Mary Rose Sweeney, lecturer in health systems research at Dublin City University and lead author of the study, said the findings are too preliminary for researchers to recommend any policy changes or health guidelines. But she said it’s important to take note that too much folic acid may not be a good thing.

“We have to pause and say ‘Let’s flag this for policy makers worldwide,’ ” Dr. Sweeney said in a telephone interview yesterday.

Canada began its fortification program in 1998 and the Public Health Agency of Canada has said there has been a marked decrease in the number of babies born with spina bifida and other neural-tube defects as a result. Women planning to conceive and those in the first 12 weeks of pregnancy should take 0.4 milligrams of folic acid a day, according to the agency.
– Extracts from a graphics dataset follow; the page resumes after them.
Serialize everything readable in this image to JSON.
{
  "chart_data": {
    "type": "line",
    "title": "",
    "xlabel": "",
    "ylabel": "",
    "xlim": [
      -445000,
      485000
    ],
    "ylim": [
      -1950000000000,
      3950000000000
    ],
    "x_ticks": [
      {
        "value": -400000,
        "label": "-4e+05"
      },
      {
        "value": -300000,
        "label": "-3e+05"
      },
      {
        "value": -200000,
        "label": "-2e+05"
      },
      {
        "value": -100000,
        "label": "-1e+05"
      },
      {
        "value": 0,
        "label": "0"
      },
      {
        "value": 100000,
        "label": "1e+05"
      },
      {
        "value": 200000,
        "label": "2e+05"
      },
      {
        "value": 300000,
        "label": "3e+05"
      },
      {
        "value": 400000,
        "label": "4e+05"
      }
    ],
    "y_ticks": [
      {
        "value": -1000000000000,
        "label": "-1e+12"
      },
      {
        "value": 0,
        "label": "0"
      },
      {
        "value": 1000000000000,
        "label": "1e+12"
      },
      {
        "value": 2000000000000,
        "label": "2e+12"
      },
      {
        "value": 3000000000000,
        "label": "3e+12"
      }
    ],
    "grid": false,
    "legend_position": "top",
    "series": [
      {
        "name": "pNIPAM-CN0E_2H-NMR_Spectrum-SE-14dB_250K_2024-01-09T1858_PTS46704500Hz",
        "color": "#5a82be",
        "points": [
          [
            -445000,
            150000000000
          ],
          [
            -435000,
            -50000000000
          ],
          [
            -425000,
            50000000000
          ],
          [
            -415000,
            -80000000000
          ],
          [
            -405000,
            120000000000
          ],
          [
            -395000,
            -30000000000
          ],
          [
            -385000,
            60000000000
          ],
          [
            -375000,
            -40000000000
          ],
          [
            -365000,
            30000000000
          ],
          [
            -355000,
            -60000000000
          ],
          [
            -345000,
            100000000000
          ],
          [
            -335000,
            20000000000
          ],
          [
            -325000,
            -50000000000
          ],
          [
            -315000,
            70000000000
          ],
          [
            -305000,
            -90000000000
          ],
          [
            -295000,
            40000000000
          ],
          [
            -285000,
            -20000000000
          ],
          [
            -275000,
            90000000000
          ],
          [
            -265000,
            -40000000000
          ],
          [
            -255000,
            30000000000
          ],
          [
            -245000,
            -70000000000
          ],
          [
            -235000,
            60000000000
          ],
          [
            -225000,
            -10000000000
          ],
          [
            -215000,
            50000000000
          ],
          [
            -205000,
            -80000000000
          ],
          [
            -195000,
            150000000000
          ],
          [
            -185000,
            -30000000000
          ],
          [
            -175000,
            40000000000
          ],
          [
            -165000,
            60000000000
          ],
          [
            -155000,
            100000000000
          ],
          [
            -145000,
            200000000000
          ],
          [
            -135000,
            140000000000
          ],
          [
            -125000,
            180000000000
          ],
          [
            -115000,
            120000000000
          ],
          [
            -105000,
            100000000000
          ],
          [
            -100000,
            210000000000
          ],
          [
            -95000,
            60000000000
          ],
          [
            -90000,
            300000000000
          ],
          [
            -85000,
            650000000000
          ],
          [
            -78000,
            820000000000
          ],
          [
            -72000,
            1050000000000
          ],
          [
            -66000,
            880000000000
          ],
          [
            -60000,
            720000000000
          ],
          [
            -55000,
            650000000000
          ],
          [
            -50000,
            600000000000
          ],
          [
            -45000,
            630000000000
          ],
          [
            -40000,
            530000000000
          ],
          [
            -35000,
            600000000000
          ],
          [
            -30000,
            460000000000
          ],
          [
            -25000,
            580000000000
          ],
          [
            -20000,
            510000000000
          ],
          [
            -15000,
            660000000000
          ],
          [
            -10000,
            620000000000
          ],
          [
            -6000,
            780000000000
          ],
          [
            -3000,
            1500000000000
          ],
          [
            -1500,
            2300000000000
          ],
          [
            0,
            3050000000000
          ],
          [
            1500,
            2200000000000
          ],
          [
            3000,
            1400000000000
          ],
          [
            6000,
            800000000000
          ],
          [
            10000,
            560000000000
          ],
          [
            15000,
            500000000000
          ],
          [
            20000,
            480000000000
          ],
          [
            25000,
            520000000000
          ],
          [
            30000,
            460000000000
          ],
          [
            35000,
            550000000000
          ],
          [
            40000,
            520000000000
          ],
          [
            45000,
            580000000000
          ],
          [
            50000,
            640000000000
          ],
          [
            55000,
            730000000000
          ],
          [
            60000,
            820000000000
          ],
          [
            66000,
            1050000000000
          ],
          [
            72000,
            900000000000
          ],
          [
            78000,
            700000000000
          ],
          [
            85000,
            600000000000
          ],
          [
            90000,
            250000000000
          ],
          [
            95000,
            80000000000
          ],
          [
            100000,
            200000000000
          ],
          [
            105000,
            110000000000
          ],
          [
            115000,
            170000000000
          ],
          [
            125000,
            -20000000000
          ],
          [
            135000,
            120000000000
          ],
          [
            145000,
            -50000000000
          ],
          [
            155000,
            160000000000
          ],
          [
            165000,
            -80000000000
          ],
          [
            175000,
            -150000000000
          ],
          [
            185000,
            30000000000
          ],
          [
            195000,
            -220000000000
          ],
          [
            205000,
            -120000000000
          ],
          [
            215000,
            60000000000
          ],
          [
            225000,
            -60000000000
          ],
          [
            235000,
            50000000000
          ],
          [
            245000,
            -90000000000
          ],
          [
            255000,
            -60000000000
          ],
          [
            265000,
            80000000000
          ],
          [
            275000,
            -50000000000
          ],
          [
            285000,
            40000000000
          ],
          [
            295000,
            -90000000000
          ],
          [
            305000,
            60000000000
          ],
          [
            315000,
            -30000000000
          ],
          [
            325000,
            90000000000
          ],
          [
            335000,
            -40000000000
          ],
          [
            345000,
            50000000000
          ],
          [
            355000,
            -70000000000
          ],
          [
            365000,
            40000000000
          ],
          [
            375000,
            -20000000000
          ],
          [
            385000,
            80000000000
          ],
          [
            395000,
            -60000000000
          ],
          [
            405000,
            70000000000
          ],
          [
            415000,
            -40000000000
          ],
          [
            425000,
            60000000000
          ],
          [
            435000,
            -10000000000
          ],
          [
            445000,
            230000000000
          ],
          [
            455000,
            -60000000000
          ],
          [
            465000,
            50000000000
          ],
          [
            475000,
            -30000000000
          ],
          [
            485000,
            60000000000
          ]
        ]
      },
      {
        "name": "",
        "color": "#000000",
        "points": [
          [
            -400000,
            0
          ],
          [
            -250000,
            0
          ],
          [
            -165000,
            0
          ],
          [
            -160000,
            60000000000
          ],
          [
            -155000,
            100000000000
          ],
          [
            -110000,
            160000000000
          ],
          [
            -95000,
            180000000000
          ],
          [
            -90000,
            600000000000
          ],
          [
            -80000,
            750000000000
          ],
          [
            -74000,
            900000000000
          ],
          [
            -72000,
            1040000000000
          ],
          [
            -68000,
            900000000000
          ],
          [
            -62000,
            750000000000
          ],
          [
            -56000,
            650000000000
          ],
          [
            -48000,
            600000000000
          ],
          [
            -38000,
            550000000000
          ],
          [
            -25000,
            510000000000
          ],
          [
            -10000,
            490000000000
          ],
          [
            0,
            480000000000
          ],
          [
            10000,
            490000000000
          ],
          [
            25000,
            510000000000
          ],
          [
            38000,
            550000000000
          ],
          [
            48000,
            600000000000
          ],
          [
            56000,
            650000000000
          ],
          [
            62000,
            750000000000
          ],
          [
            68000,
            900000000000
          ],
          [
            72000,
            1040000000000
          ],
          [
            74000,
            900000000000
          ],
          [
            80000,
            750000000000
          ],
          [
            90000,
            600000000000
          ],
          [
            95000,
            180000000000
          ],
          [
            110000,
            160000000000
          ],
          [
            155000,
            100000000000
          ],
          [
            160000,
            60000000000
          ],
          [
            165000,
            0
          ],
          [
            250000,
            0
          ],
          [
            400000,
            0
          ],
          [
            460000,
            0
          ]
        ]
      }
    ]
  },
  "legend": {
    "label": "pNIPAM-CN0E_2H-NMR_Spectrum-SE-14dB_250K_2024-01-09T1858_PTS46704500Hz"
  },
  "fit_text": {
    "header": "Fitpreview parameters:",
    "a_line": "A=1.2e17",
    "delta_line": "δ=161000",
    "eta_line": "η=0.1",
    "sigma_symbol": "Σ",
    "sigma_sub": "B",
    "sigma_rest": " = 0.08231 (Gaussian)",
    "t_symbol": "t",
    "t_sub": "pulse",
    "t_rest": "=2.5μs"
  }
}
But the Society of Obstetricians and Gynaecologists of Canada recommends women with health conditions such as diabetes, obesity or a history of pregnancy with neural-tube defects take five milligrams a day.

It has been urging the government to increase the amount of folic acid added to fortified foods.

Folate, the naturally occurring form of folic acid, is found in leafy greens and other vegetables and fruits.

Since women may fail to take supplements or get the proper amount for any number of reasons, many countries have opted for mandatory folic-acid fortification in the food supply. As a result, entire populations are exposed to increased amounts.

The Spina Bifida and Hydrocephalus Association of Canada said the fortification program is critically important and can help ensure aboriginal women and women living in lower-income areas are getting the proper amounts.

“The risk [of taking folic acid] is not nearly as high as not taking it,” said Jody Stadnyk, the association’s national executive director and chief executive officer.

Yet a growing body of research has found a link between high intakes of folic acid and a possible increased risk for colon or other types of cancer. Researchers don’t yet have all the answers, but they believe high consumption of folic acid could speed up the growth of cancerous tumours.

The fear of many scientists researching the potential downside to folic acid is that women planning to conceive and others who need it may decide not to take it.

“The last thing we want this paper to do is create a fear you shouldn’t be taking [folic acid] now,” Dr. Sweeney said.